Scene from Half of a Yellow Sun with family walking down a road
Half of a Yellow Sun tackles historical trauma but risks feeding the single-story narrative of suffering.

Yet another trope is one of what has been described as poverty porn and exoticized desperation. Although much-acclaimed films like Lionheart (2018) and Half of a Yellow Sun (2013) communicate necessary narratives, there is a risk their prominence in export-standard films can inadvertently reinforce simplistic Africa-as-continent-of-endless-crisis stereotypes.

 

Nneka The Pretty Serpent 2020 poster

 

Besides, some Nollywood films employ supernatural suffering. Films like Karishika (1996) and Nneka the Pretty Serpent (2020) employ trauma and supernaturalism, where agony is presented as an inevitable fate ordained by ancestral wrath or God’s wrath.
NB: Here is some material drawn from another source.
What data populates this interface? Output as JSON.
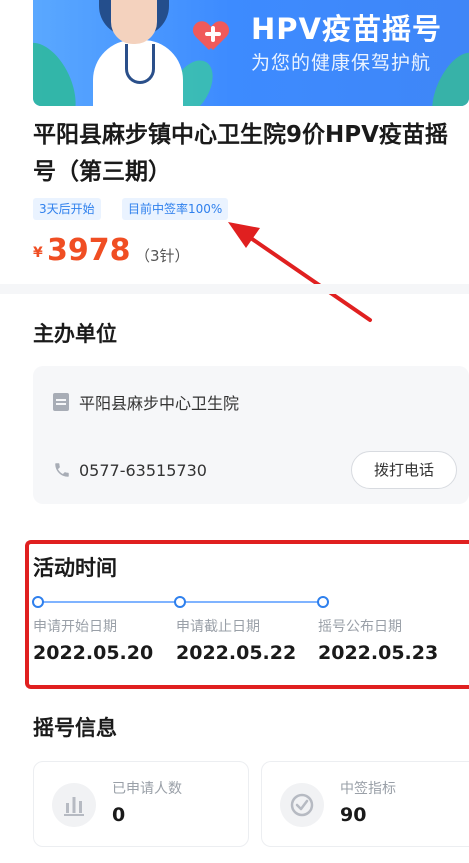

Such can lead to narrative fatalism that ignores challenges to structural injustices, instead attributing agony to mystical powers.

 

Such preoccupation with distress has broad implications. It could lead to viewers’ desensitization and reversals. Over the years, the audience may even begin to see “realistic” storytelling equated with unremitting unhappiness, with this, in turn, placing pressure on moviemakers to conform to expectations.

 

Mami Wata film still in black and white with tribal makeup
Mami Wata marks a bold move toward Afrofuturism and genre innovation in Nollywood.
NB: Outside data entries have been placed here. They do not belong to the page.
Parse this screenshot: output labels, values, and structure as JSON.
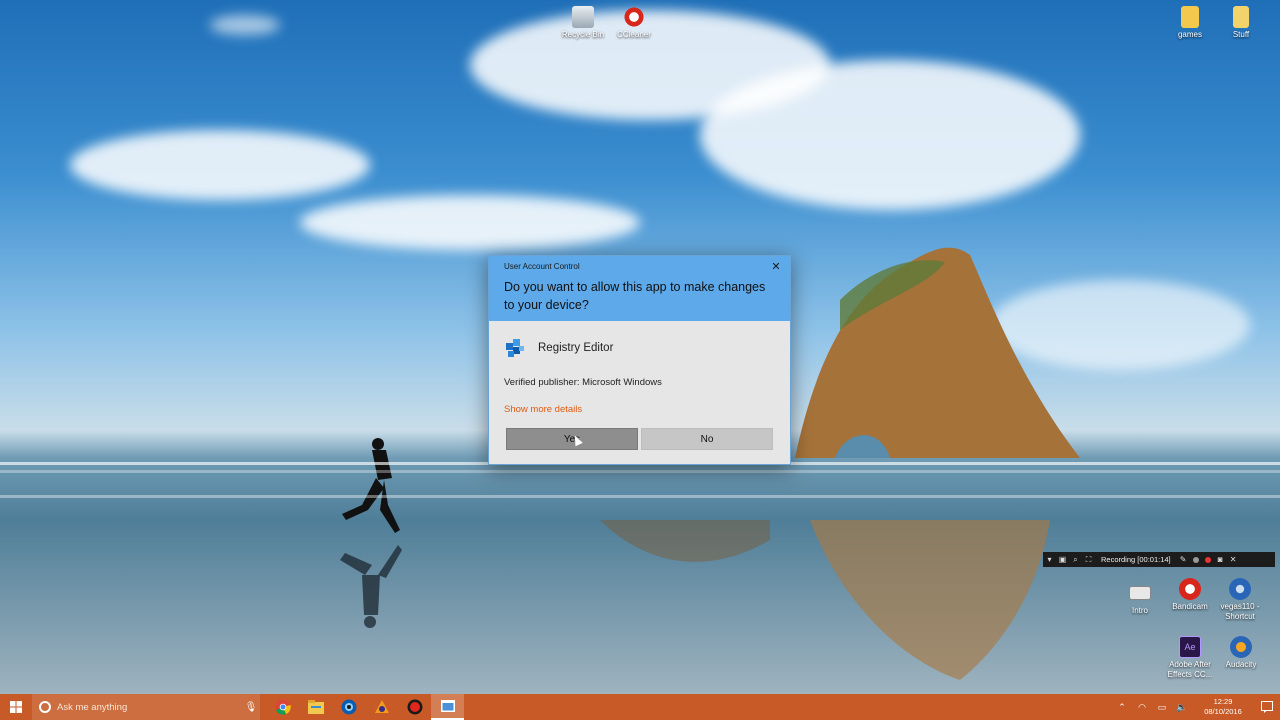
{
  "desktop": {
    "icons": [
      {
        "label": "Recycle Bin",
        "icon": "recycle-bin-icon"
      },
      {
        "label": "CCleaner",
        "icon": "ccleaner-icon"
      },
      {
        "label": "games",
        "icon": "folder-icon"
      },
      {
        "label": "Stuff",
        "icon": "folder-icon"
      },
      {
        "label": "Intro",
        "icon": "file-icon"
      },
      {
        "label": "Bandicam",
        "icon": "bandicam-icon"
      },
      {
        "label": "vegas110 - Shortcut",
        "icon": "vegas-icon"
      },
      {
        "label": "Adobe After Effects CC...",
        "icon": "after-effects-icon"
      },
      {
        "label": "Audacity",
        "icon": "audacity-icon"
      }
    ]
  },
  "uac": {
    "title": "User Account Control",
    "question": "Do you want to allow this app to make changes to your device?",
    "app_name": "Registry Editor",
    "publisher": "Verified publisher: Microsoft Windows",
    "details_link": "Show more details",
    "yes_label": "Yes",
    "no_label": "No",
    "header_color": "#5da9e9"
  },
  "recording": {
    "status": "Recording [00:01:14]"
  },
  "taskbar": {
    "search_placeholder": "Ask me anything",
    "color": "#c75a26",
    "pinned": [
      "chrome-icon",
      "file-explorer-icon",
      "edge-icon",
      "media-app-icon",
      "bandicam-icon",
      "active-window-icon"
    ],
    "clock_time": "12:29",
    "clock_date": "08/10/2016"
  }
}
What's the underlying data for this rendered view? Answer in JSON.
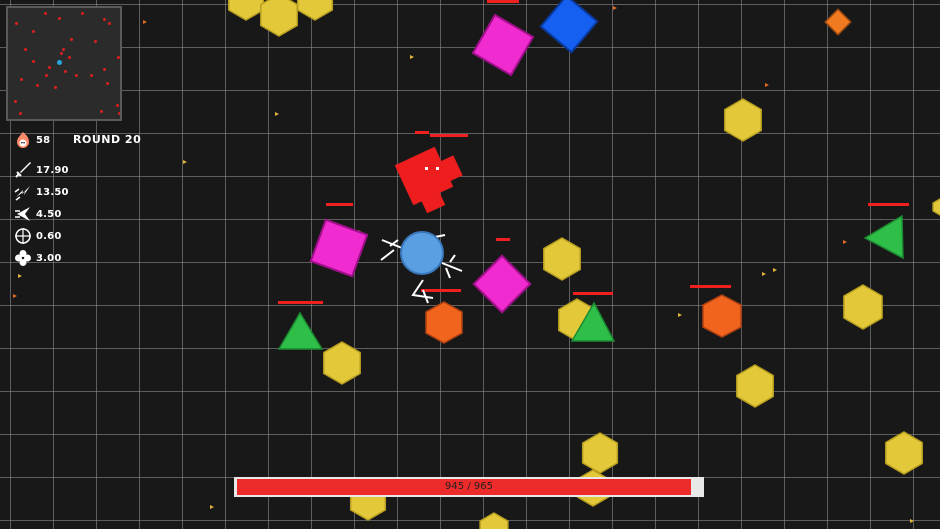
{
  "hud": {
    "kills": "58",
    "round": "ROUND 20",
    "stats": [
      {
        "icon": "sword-icon",
        "value": "17.90"
      },
      {
        "icon": "lightning-icon",
        "value": "13.50"
      },
      {
        "icon": "speed-arrow-icon",
        "value": "4.50"
      },
      {
        "icon": "crosshair-icon",
        "value": "0.60"
      },
      {
        "icon": "clover-icon",
        "value": "3.00"
      }
    ],
    "kills_icon": "flame-skull-icon"
  },
  "health": {
    "current": 945,
    "max": 965,
    "label": "945 / 965"
  },
  "colors": {
    "background": "#181818",
    "grid": "#969696",
    "player": "#5b9fe3",
    "hexagon": "#e3c93a",
    "square_magenta": "#f02bd0",
    "square_blue": "#1560f0",
    "triangle": "#2fbf48",
    "pentagon_orange": "#f0641e",
    "boss_red": "#ee1e1e",
    "health_bar": "#ee2b2b"
  }
}
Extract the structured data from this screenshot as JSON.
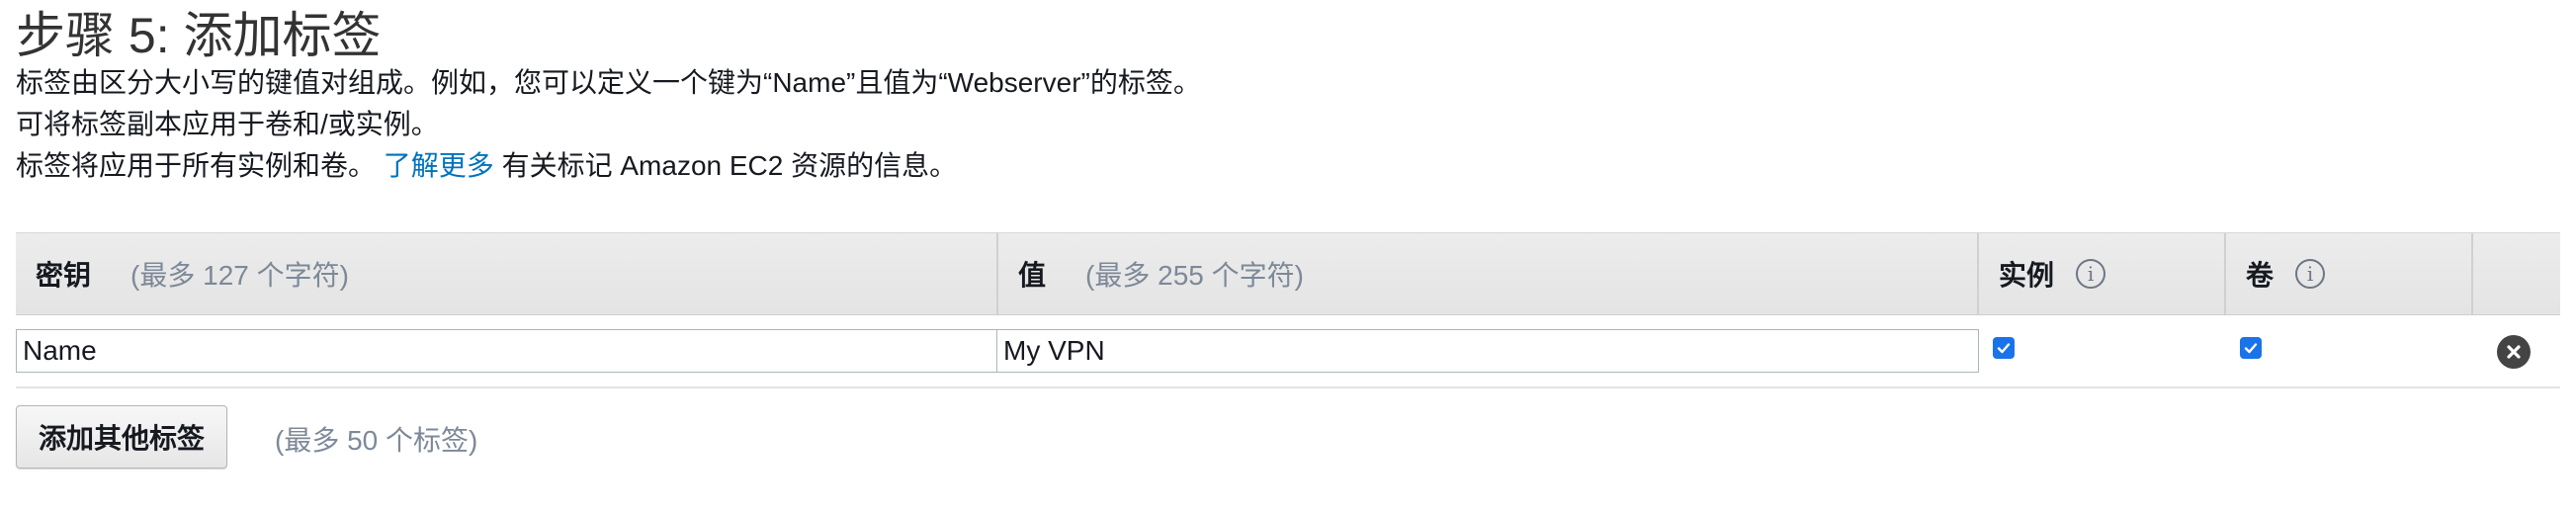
{
  "header": {
    "title": "步骤 5: 添加标签"
  },
  "description": {
    "line1": "标签由区分大小写的键值对组成。例如，您可以定义一个键为“Name”且值为“Webserver”的标签。",
    "line2": "可将标签副本应用于卷和/或实例。",
    "line3_prefix": "标签将应用于所有实例和卷。",
    "line3_link": "了解更多",
    "line3_suffix": "有关标记 Amazon EC2 资源的信息。"
  },
  "table": {
    "columns": {
      "key_label": "密钥",
      "key_hint": "(最多 127 个字符)",
      "value_label": "值",
      "value_hint": "(最多 255 个字符)",
      "instances_label": "实例",
      "volumes_label": "卷"
    },
    "rows": [
      {
        "key": "Name",
        "value": "My VPN",
        "instances": true,
        "volumes": true
      }
    ]
  },
  "footer": {
    "add_button": "添加其他标签",
    "limit_hint": "(最多 50 个标签)"
  },
  "icons": {
    "info": "info-icon",
    "checkbox": "checkbox-checked-icon",
    "remove": "remove-circle-icon"
  },
  "colors": {
    "link": "#0073bb",
    "checkbox": "#1a73e8",
    "header_bg": "#e8e8e8"
  }
}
October 1 poster with colonial flags

It also creates a genre of monoculture. The dominance of suffering-focused dramas can displace more experimental genres. While there are comedies like A Naija Christmas (2021) and fantasy films like Mami Wata (2023), they are relatively rare exceptions. In some arguments, Nollywood’s reluctance to engage with complex political histories – like the Biafran War – instead, focusing on personal tragedies, ends up narrowing the industry’s narrative ambition.

 

Finally, there is the issue of global misrepresentation. Nollywood’s fixation on trauma risks reducing Nigeria’s international reputation to what Chimamanda Adichie vividly called a “single story” of pain. Although some films, like October 1 (2014) and 4th Republic (2019), address systemic issues, they are dwarfed by more sensational fare.

 

But it must be said that others are trying to break this circle and create a more nuanced kind of narrative. Some filmmakers, for example, are reclaiming trauma in feminist terms. Dry (2014) and Wives on Strike (2016) redefine torment as a prod to collective politics. By being interested in vesicovaginal fistula survivors’ and women’s work strikes’ lives, these narratives politicize agony, rather than merely spectacle.

 

4th Republic film promo with political drama cast

 

There are also other directors working on political and historical themes. Directors like Kunle Afolayan in October 1 and Ishaya Bako in the 4th Republic  use historical trauma as a springboard to interrogate modern-day corruption and leadership. They exemplify that suffering, when correctly interpreted, can engender critical discourse rather than despair.

 

And increasingly, there is a trend towards genre innovation. The popularity of Afrofuturism in movies like “Mami Wata” (2023) and the creation of genres like the legal drama Castle & Castle (2020) show that Nollywood can become more diverse. These stories often have more emphasis on imagination and institutional critique than narrowly on personal suffering.

 

Overall, then, the appeal of suffering on the part of Nollywood is not exploitative in itself – it stems from real adversity and consumer need – but excessive reliance upon trauma risks both artistic stagnation and perpetuation of harmful stereotypes.

 

The marketplace must, therefore, balance holding up society as its mirror while serving as a window onto Nigeria’s dense tapestry of identity. For Nollywood to thrive, it must embrace the full weight of its social and historical complexities. As director CJ Obasi has noted, “Our writing still has a long way to go. We’re still depending on clichés, stereotypes and formulas that do not reflect who we are.” This is the path to a more equitable film ecosystem: one built frame by frame on truth, variety, and cultural depth.